At the global topological scale, total information is determined by the combinatorial structure of faces, edges, and vertices; at the local branching scale, by flow distribution and radius scaling. The extremization process locks both, causing leaf venation to naturally form “Euler-consistent Murray networks”.
6 Conclusion
Within the framework of the Maximum Information Efficiency axiom, this paper unifies Murray’s law and the polyhedron law. We show that:
- In continuous transport networks, the MIE extremal condition leads to minimum energy dissipation, yielding r_0^3 = \sum r_i^3;
- In discrete convex polyhedral networks, the MIE extremal condition (maximizing independent cycles per edge) leads to maximally edge-dense triangulations, which necessarily satisfy V - E + F = 2.

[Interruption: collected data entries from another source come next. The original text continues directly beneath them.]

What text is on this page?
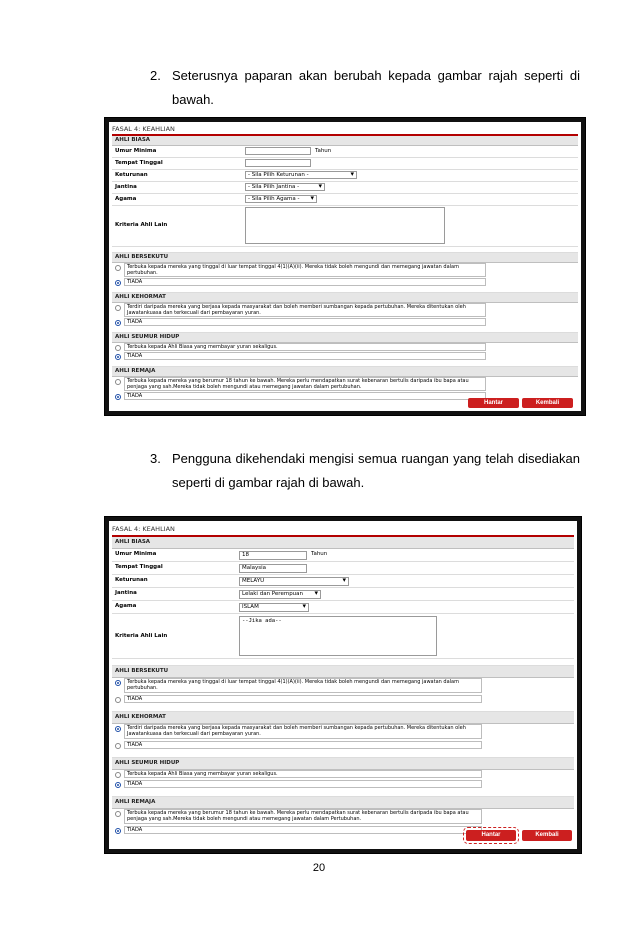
2. Seterusnya paparan akan berubah kepada gambar rajah seperti di
bawah.
FASAL 4: KEAHLIAN
AHLI BIASA
Umur Minima	Tahun
Tempat Tinggal
Keturunan	- Sila Pilih Keturunan - ▾
Jantina	- Sila Pilih Jantina - ▾
Agama	- Sila Pilih Agama - ▾
Kriteria Ahli Lain
AHLI BERSEKUTU
Terbuka kepada mereka yang tinggal di luar tempat tinggal 4(1)(A)(ii). Mereka tidak boleh mengundi dan memegang jawatan dalam pertubuhan.
TIADA
AHLI KEHORMAT
Terdiri daripada mereka yang berjasa kepada masyarakat dan boleh memberi sumbangan kepada pertubuhan. Mereka ditentukan oleh Jawatankuasa dan terkecuali dari pembayaran yuran.
TIADA
AHLI SEUMUR HIDUP
Terbuka kepada Ahli Biasa yang membayar yuran sekaligus.
TIADA
AHLI REMAJA
Terbuka kepada mereka yang berumur 18 tahun ke bawah. Mereka perlu mendapatkan surat kebenaran bertulis daripada ibu bapa atau penjaga yang sah.Mereka tidak boleh mengundi atau memegang jawatan dalam pertubuhan.
TIADA
Hantar	Kembali
3. Pengguna dikehendaki mengisi semua ruangan yang telah disediakan
seperti di gambar rajah di bawah.
FASAL 4: KEAHLIAN
AHLI BIASA
Umur Minima	18	Tahun
Tempat Tinggal	Malaysia
Keturunan	MELAYU ▾
Jantina	Lelaki dan Perempuan ▾
Agama	ISLAM ▾
Kriteria Ahli Lain
--Jika ada--
AHLI BERSEKUTU
Terbuka kepada mereka yang tinggal di luar tempat tinggal 4(1)(A)(ii). Mereka tidak boleh mengundi dan memegang jawatan dalam pertubuhan.
TIADA
AHLI KEHORMAT
Terdiri daripada mereka yang berjasa kepada masyarakat dan boleh memberi sumbangan kepada pertubuhan. Mereka ditentukan oleh Jawatankuasa dan terkecuali dari pembayaran yuran.
TIADA
AHLI SEUMUR HIDUP
Terbuka kepada Ahli Biasa yang membayar yuran sekaligus.
TIADA
AHLI REMAJA
Terbuka kepada mereka yang berumur 18 tahun ke bawah. Mereka perlu mendapatkan surat kebenaran bertulis daripada ibu bapa atau penjaga yang sah.Mereka tidak boleh mengundi atau memegang jawatan dalam Pertubuhan.
TIADA
Hantar	Kembali
20
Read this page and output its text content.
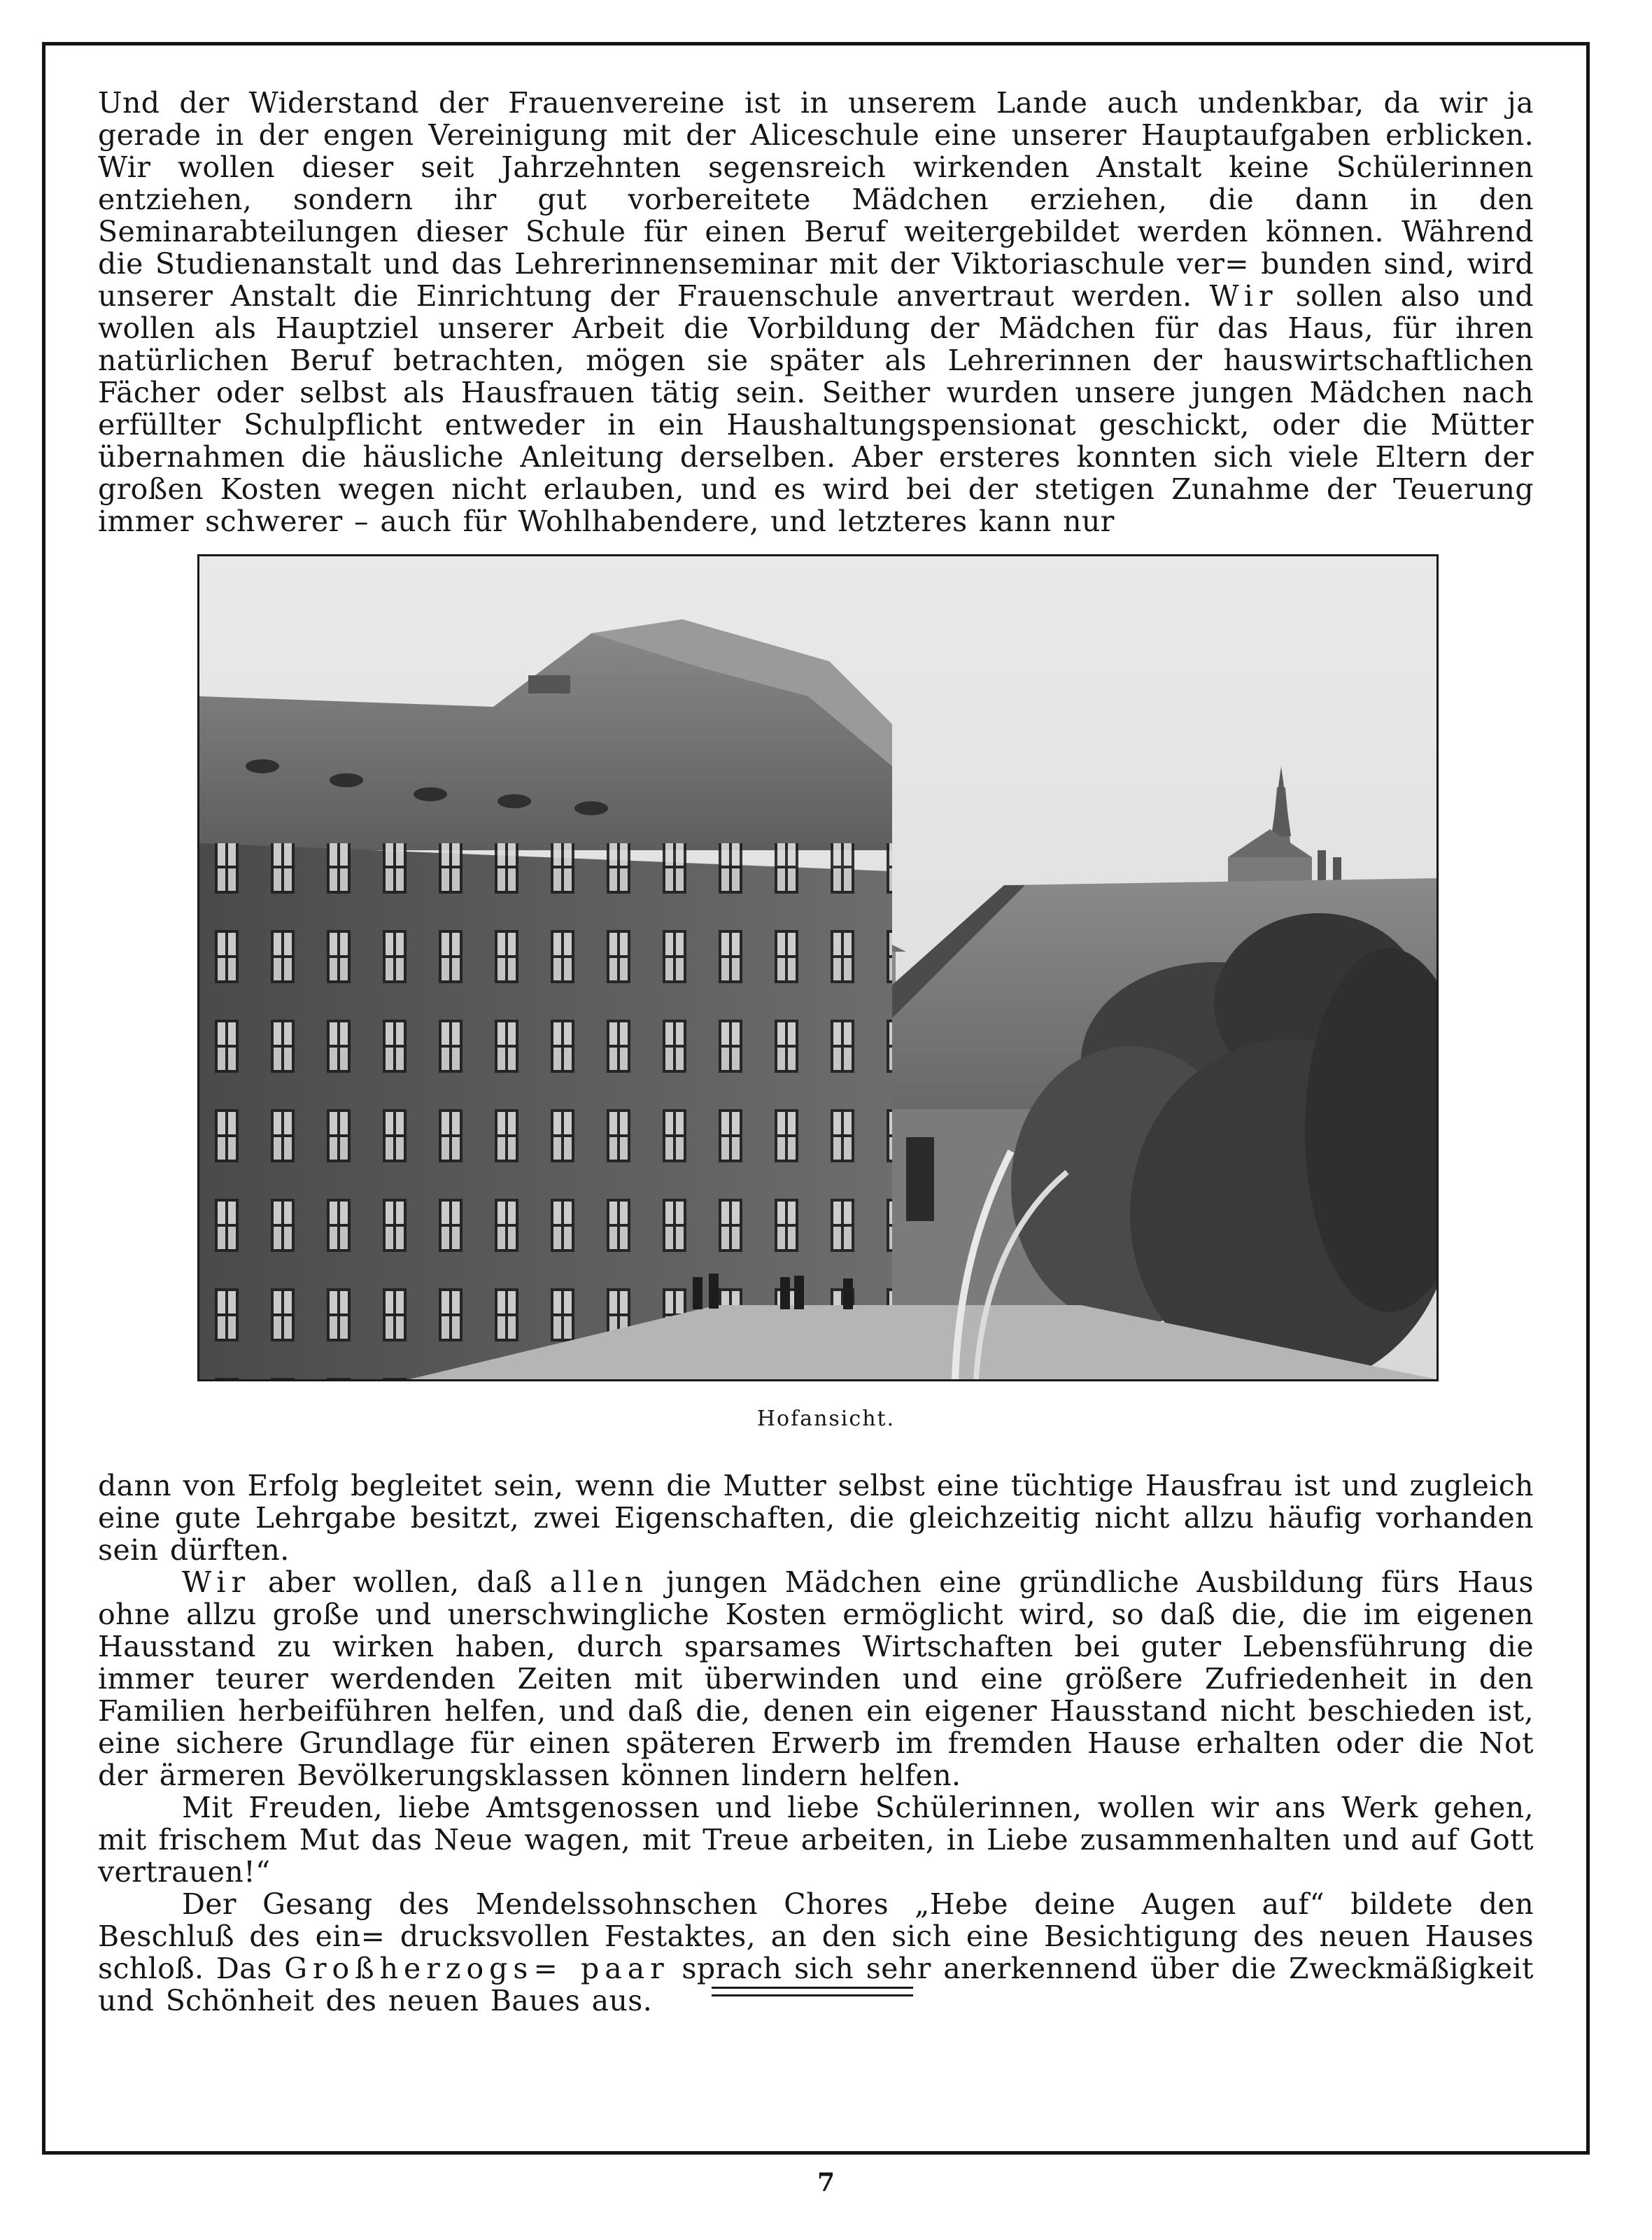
Und der Widerstand der Frauenvereine ist in unserem Lande auch undenkbar, da wir ja gerade in der engen Vereinigung mit der Aliceschule eine unserer Hauptaufgaben erblicken. Wir wollen dieser seit Jahrzehnten segensreich wirkenden Anstalt keine Schülerinnen entziehen, sondern ihr gut vorbereitete Mädchen erziehen, die dann in den Seminarabteilungen dieser Schule für einen Beruf weitergebildet werden können. Während die Studienanstalt und das Lehrerinnenseminar mit der Viktoriaschule ver= bunden sind, wird unserer Anstalt die Einrichtung der Frauenschule anvertraut werden. Wir sollen also und wollen als Hauptziel unserer Arbeit die Vorbildung der Mädchen für das Haus, für ihren natürlichen Beruf betrachten, mögen sie später als Lehrerinnen der hauswirtschaftlichen Fächer oder selbst als Hausfrauen tätig sein. Seither wurden unsere jungen Mädchen nach erfüllter Schulpflicht entweder in ein Haushaltungspensionat geschickt, oder die Mütter übernahmen die häusliche Anleitung derselben. Aber ersteres konnten sich viele Eltern der großen Kosten wegen nicht erlauben, und es wird bei der stetigen Zunahme der Teuerung immer schwerer – auch für Wohlhabendere, und letzteres kann nur

Hofansicht.

dann von Erfolg begleitet sein, wenn die Mutter selbst eine tüchtige Hausfrau ist und zugleich eine gute Lehrgabe besitzt, zwei Eigenschaften, die gleichzeitig nicht allzu häufig vorhanden sein dürften.

Wir aber wollen, daß allen jungen Mädchen eine gründliche Ausbildung fürs Haus ohne allzu große und unerschwingliche Kosten ermöglicht wird, so daß die, die im eigenen Hausstand zu wirken haben, durch sparsames Wirtschaften bei guter Lebensführung die immer teurer werdenden Zeiten mit überwinden und eine größere Zufriedenheit in den Familien herbeiführen helfen, und daß die, denen ein eigener Hausstand nicht beschieden ist, eine sichere Grundlage für einen späteren Erwerb im fremden Hause erhalten oder die Not der ärmeren Bevölkerungsklassen können lindern helfen.

Mit Freuden, liebe Amtsgenossen und liebe Schülerinnen, wollen wir ans Werk gehen, mit frischem Mut das Neue wagen, mit Treue arbeiten, in Liebe zusammenhalten und auf Gott vertrauen!“

Der Gesang des Mendelssohnschen Chores „Hebe deine Augen auf“ bildete den Beschluß des ein= drucksvollen Festaktes, an den sich eine Besichtigung des neuen Hauses schloß. Das Großherzogs= paar sprach sich sehr anerkennend über die Zweckmäßigkeit und Schönheit des neuen Baues aus.

7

This unification reveals a shared physical origin behind biological branching networks and geometric-topological structures: stable systems always maximize information-processing efficiency per unit energy. Our results provide two cross-domain proofs for the universality of the MIE axiom, and predict that other hitherto unconnected laws (e.g., Kepler’s conjecture, honeycomb optimization) can also be derived from MIE.
Future work will formalize this unification as a variational principle and explore its applications in graph theory and biological morphogenesis.
References
[1] Zhang, S. Axiomatic Reconstruction of the Maximum Information Efficiency Axiom and the Collatz Conjecture (I). Preprint, 2026.
[2] Zhang, S. The Maximum Information Efficiency Axiom as a Global Constraint in Discrete Dynamical Systems. arXiv, 2026.
[3] Murray, C. D. The Physiological Principle of Minimum Work. Proceedings of the National Academy of Sciences, 1926.
[4] Euler, L. Elementa doctrinae solidorum. Novi Commentarii Academiae Scientiarum Petropolitanae, 1758.
[5] Katifori, E., et al. Damage and Fluctuations Induce Loops in Optimal Transport Networks. Physical Review Letters, 2010.